David Cameron has described Chancellor Gordon Brown, describing him as an "analogue politician in a digital age", adding: "You are the past".
The Tory leader was replying to the chancellor's Budget speech, claiming Mr Brown had "taxed too much, borrowed too much" and been "a roadblock to reform".
"We wondered whether we'd get a budget or a leadership bid," said Mr Cameron. "We didn't get much of either."
He said his party welcomed some of the plans, which he claimed had Tory roots.
Mr Cameron branded the chancellor's spending forecasts as "a mess".
Personal savings were down and the government was borrowing £175bn over the next six years, he said.
"This chancellor is mortgaging this country's future - that's over £6,000 of debt for every household in this country," he said.
"You are an old-fashioned 'tax and spend' chancellor and that approach is completely out of date.
Mr Cameron criticised Mr Brown for giving the UK the "biggest tax burden in history".
"The story of this week is of a prime minister and a chancellor up to their necks in debt, making promises you can't keep and not knowing whether to work together or fight with each other as the ship starts going down," he said.
The "real challenge" was competing in the global economy, but he said Mr Brown was not the right person for the job.
'Billions raised, billions spent'
The UK used to have the "10th lowest" business taxes in the world, but now has the "10th highest", said Mr Cameron.
Despite having 10 budgets to boost science, there were science departments in universities closing.
"You have had 10 budgets to improve transport and some of our motorways look like car parks.

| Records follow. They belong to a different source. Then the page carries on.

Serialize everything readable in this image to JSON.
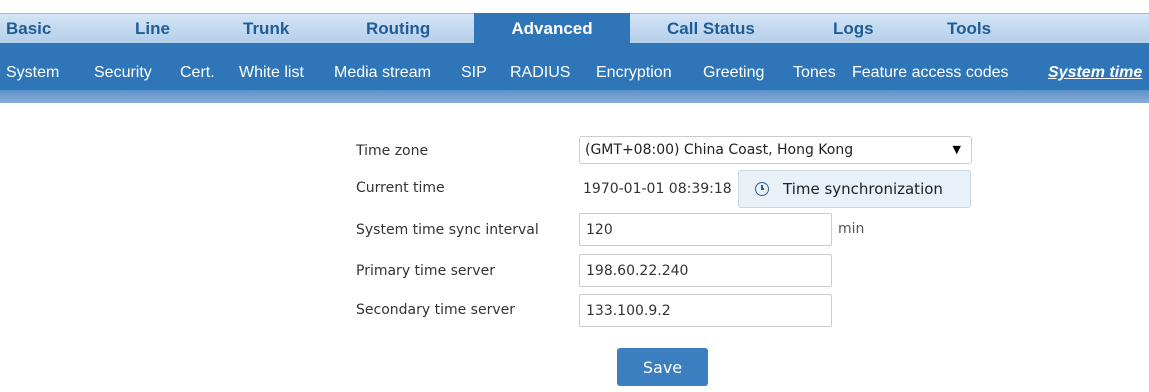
{
  "main_tabs": [
    {
      "label": "Basic"
    },
    {
      "label": "Line"
    },
    {
      "label": "Trunk"
    },
    {
      "label": "Routing"
    },
    {
      "label": "Advanced",
      "active": true
    },
    {
      "label": "Call Status"
    },
    {
      "label": "Logs"
    },
    {
      "label": "Tools"
    }
  ],
  "sub_tabs": [
    {
      "label": "System"
    },
    {
      "label": "Security"
    },
    {
      "label": "Cert."
    },
    {
      "label": "White list"
    },
    {
      "label": "Media stream"
    },
    {
      "label": "SIP"
    },
    {
      "label": "RADIUS"
    },
    {
      "label": "Encryption"
    },
    {
      "label": "Greeting"
    },
    {
      "label": "Tones"
    },
    {
      "label": "Feature access codes"
    },
    {
      "label": "System time",
      "active": true
    }
  ],
  "form": {
    "time_zone": {
      "label": "Time zone",
      "value": "(GMT+08:00) China Coast, Hong Kong"
    },
    "current_time": {
      "label": "Current time",
      "value": "1970-01-01 08:39:18"
    },
    "sync_button": {
      "label": "Time synchronization",
      "icon": "clock-icon"
    },
    "sync_interval": {
      "label": "System time sync interval",
      "value": "120",
      "unit": "min"
    },
    "primary_server": {
      "label": "Primary time server",
      "value": "198.60.22.240"
    },
    "secondary_server": {
      "label": "Secondary time server",
      "value": "133.100.9.2"
    },
    "save_label": "Save"
  },
  "colors": {
    "accent": "#2f76b9",
    "nav_text": "#1f5d99",
    "save_button": "#3c7fc0"
  }
}
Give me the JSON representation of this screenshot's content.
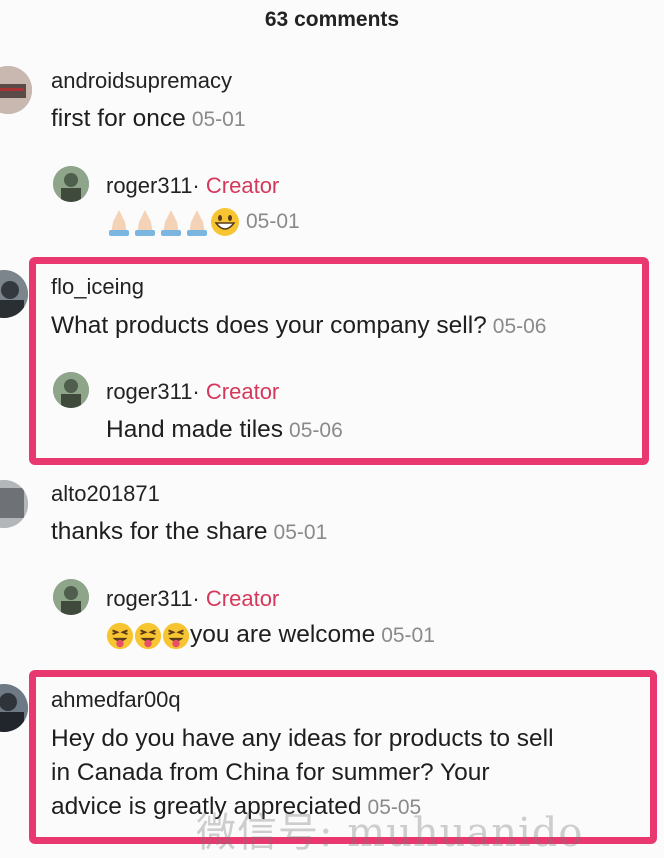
{
  "header": {
    "title": "63 comments"
  },
  "comments": [
    {
      "username": "androidsupremacy",
      "text": "first for once",
      "date": "05-01",
      "reply": {
        "username": "roger311·",
        "badge": "Creator",
        "text": "",
        "emojis": [
          "folded-hands-icon",
          "folded-hands-icon",
          "folded-hands-icon",
          "folded-hands-icon",
          "grinning-face-icon"
        ],
        "date": "05-01"
      }
    },
    {
      "username": "flo_iceing",
      "text": "What products does your company sell?",
      "date": "05-06",
      "reply": {
        "username": "roger311·",
        "badge": "Creator",
        "text": "Hand made tiles",
        "date": "05-06"
      }
    },
    {
      "username": "alto201871",
      "text": "thanks for the share",
      "date": "05-01",
      "reply": {
        "username": "roger311·",
        "badge": "Creator",
        "text": "you are welcome",
        "emojis": [
          "tongue-face-icon",
          "tongue-face-icon",
          "tongue-face-icon"
        ],
        "date": "05-01"
      }
    },
    {
      "username": "ahmedfar00q",
      "text_lines": [
        "Hey do you have any ideas for products to sell",
        "in Canada from China for summer? Your",
        "advice is greatly appreciated"
      ],
      "date": "05-05"
    }
  ],
  "watermark": "微信号: muhuanido",
  "colors": {
    "highlight": "#e8386f",
    "creator": "#d4395c",
    "date": "#8a8a8a"
  }
}
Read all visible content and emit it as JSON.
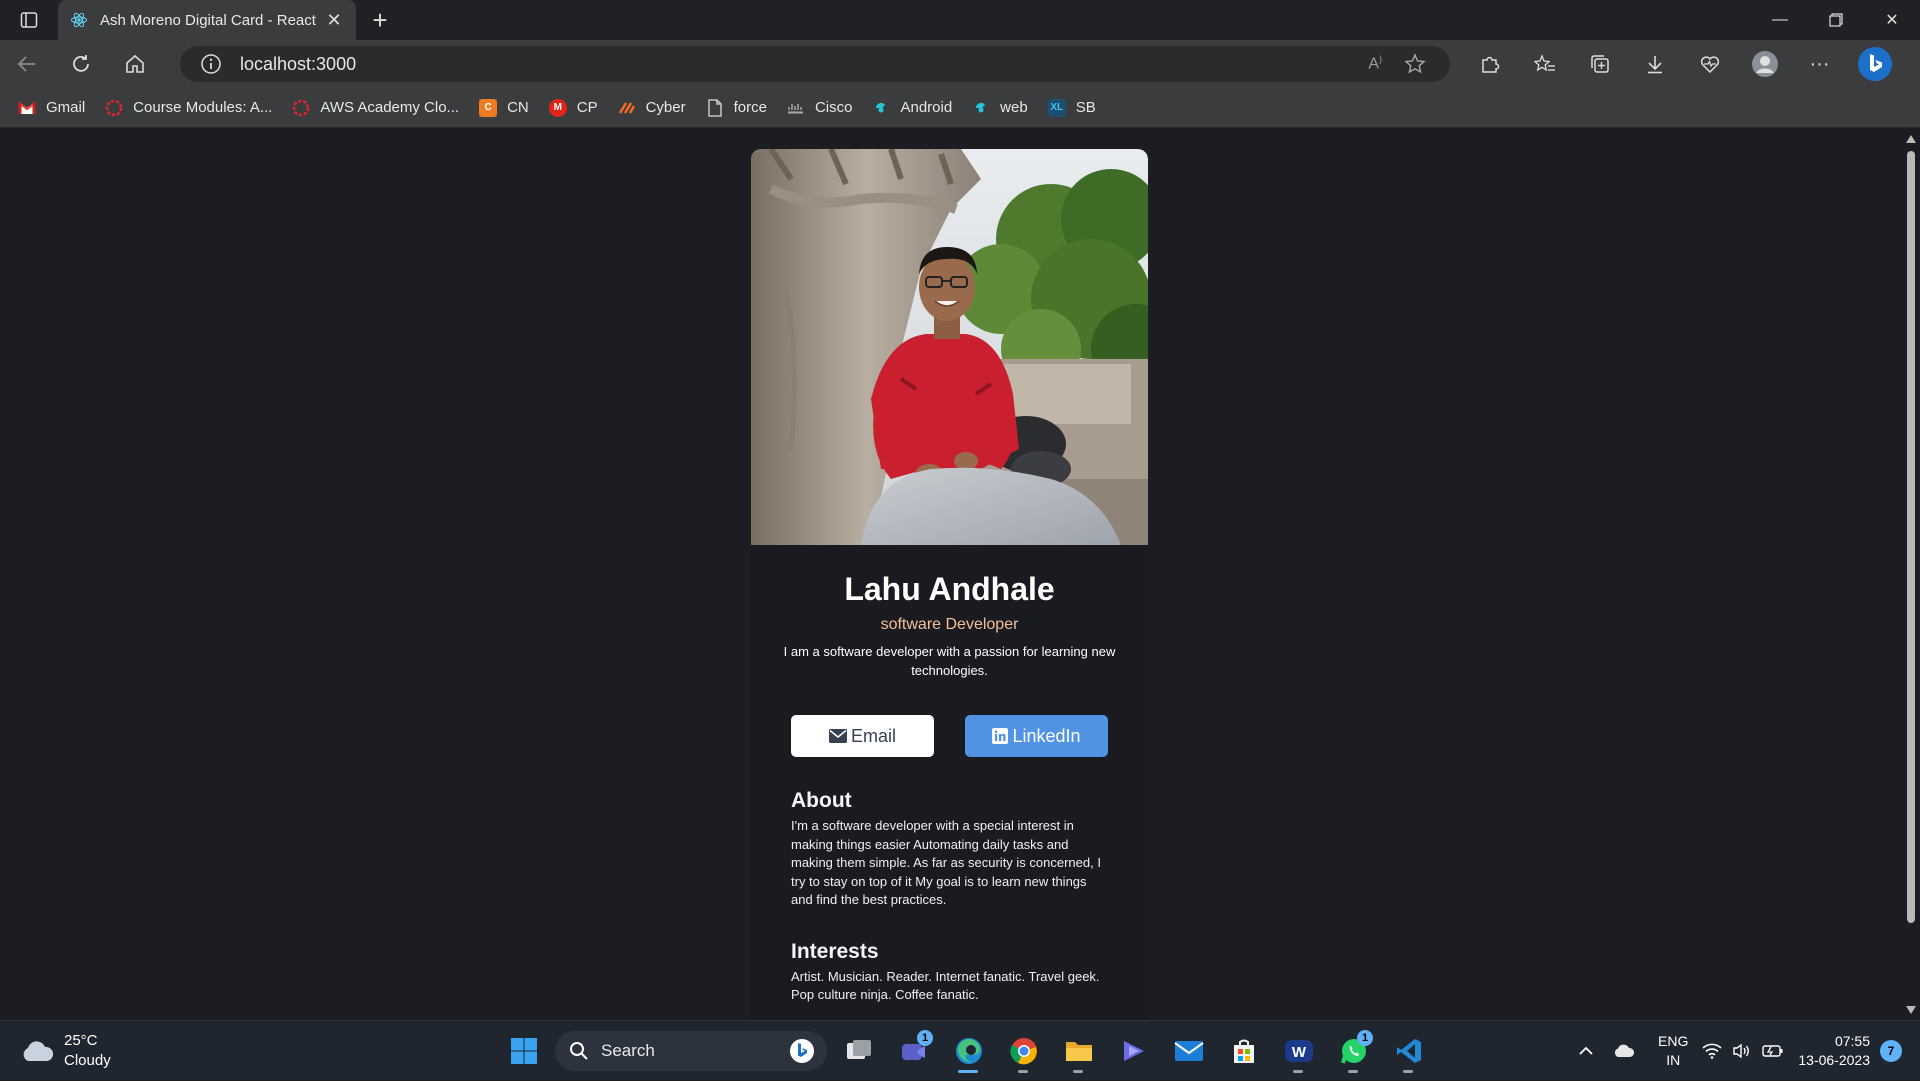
{
  "browser": {
    "tab_title": "Ash Moreno Digital Card - React",
    "url": "localhost:3000",
    "bookmarks": [
      {
        "label": "Gmail",
        "icon": "gmail-icon",
        "color": "#ea4335"
      },
      {
        "label": "Course Modules: A...",
        "icon": "canvas-icon",
        "color": "#e72429"
      },
      {
        "label": "AWS Academy Clo...",
        "icon": "canvas-icon",
        "color": "#e72429"
      },
      {
        "label": "CN",
        "icon": "cn-icon",
        "color": "#f07b22"
      },
      {
        "label": "CP",
        "icon": "cp-icon",
        "color": "#e2231a"
      },
      {
        "label": "Cyber",
        "icon": "cyber-icon",
        "color": "#f26b21"
      },
      {
        "label": "force",
        "icon": "page-icon",
        "color": "#dddddd"
      },
      {
        "label": "Cisco",
        "icon": "cisco-icon",
        "color": "#aaaaaa"
      },
      {
        "label": "Android",
        "icon": "android-icon",
        "color": "#22c6d8"
      },
      {
        "label": "web",
        "icon": "web-icon",
        "color": "#22c6d8"
      },
      {
        "label": "SB",
        "icon": "sb-icon",
        "color": "#2ab0e8"
      }
    ]
  },
  "card": {
    "name": "Lahu Andhale",
    "role": "software Developer",
    "bio": "I am a software developer with a passion for learning new technologies.",
    "email_label": "Email",
    "linkedin_label": "LinkedIn",
    "about_title": "About",
    "about_text": "I'm a software developer with a special interest in making things easier Automating daily tasks and making them simple. As far as security is concerned, I try to stay on top of it My goal is to learn new things and find the best practices.",
    "interests_title": "Interests",
    "interests_text": "Artist. Musician. Reader. Internet fanatic. Travel geek. Pop culture ninja. Coffee fanatic."
  },
  "colors": {
    "page_bg": "#1b1d23",
    "card_bg": "#1a1b21",
    "role_accent": "#f3bf99",
    "linkedin_button": "#5093e2"
  },
  "taskbar": {
    "weather_temp": "25°C",
    "weather_desc": "Cloudy",
    "search_placeholder": "Search",
    "lang_line1": "ENG",
    "lang_line2": "IN",
    "time": "07:55",
    "date": "13-06-2023",
    "notification_count": "7",
    "teams_badge": "1",
    "whatsapp_badge": "1"
  }
}
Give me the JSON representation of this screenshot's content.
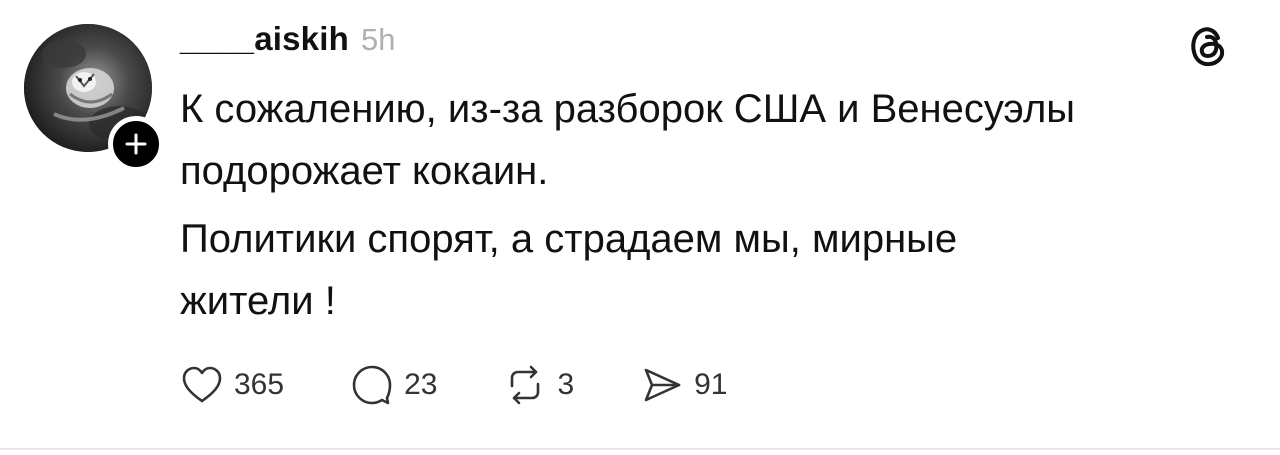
{
  "post": {
    "username": "____aiskih",
    "timestamp": "5h",
    "paragraphs": [
      "К сожалению, из-за разборок США и Венесуэлы\nподорожает кокаин.",
      "Политики спорят, а страдаем мы, мирные\nжители !"
    ]
  },
  "actions": {
    "like": {
      "icon": "heart-icon",
      "count": "365"
    },
    "comment": {
      "icon": "comment-bubble-icon",
      "count": "23"
    },
    "repost": {
      "icon": "repost-icon",
      "count": "3"
    },
    "share": {
      "icon": "send-icon",
      "count": "91"
    }
  },
  "colors": {
    "text": "#111111",
    "muted": "#b0b0b0",
    "divider": "#e6e6e6",
    "badge": "#000000"
  },
  "icons": {
    "app_logo": "threads-logo-icon",
    "follow": "plus-icon",
    "avatar": "tiger-photo-avatar"
  }
}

"You cannot be the change this country needs because you are the architect of the policies that have put us where we are.
"Billions raised, billions spent. No idea where the money has gone.
"With a record like that you should be running for treasurer of the Labour Party," he said, referring to the row over secret loans to the Labour Party.
The Tory leader told Mr Brown it had not been a genuinely green budget, "and that's not surprising because you haven't made a single major speech on the environment in 11 years".
"In a carbon-conscious world, we have a fossil-fuelled chancellor," he said.
He mocked Mr Brown's pledges of help for pensioners, adding: "The chancellor who smashed up the pension system can't be the one to rebuild it."
Mr Cameron added: "You may see yourself as the rock upon which Labour can rebuild their church - instead you are the roadblock stopping Britain from meeting the challenges of the future."
At just under 10 minutes, Mr Cameron's speech was the shortest Budget response by a Conservative leader in recent political history, according to the BBC's political research unit.
His predecessors Michael Howard, Iain Duncan Smith and William Hague came in at 16, 19 and 22 minutes respectively.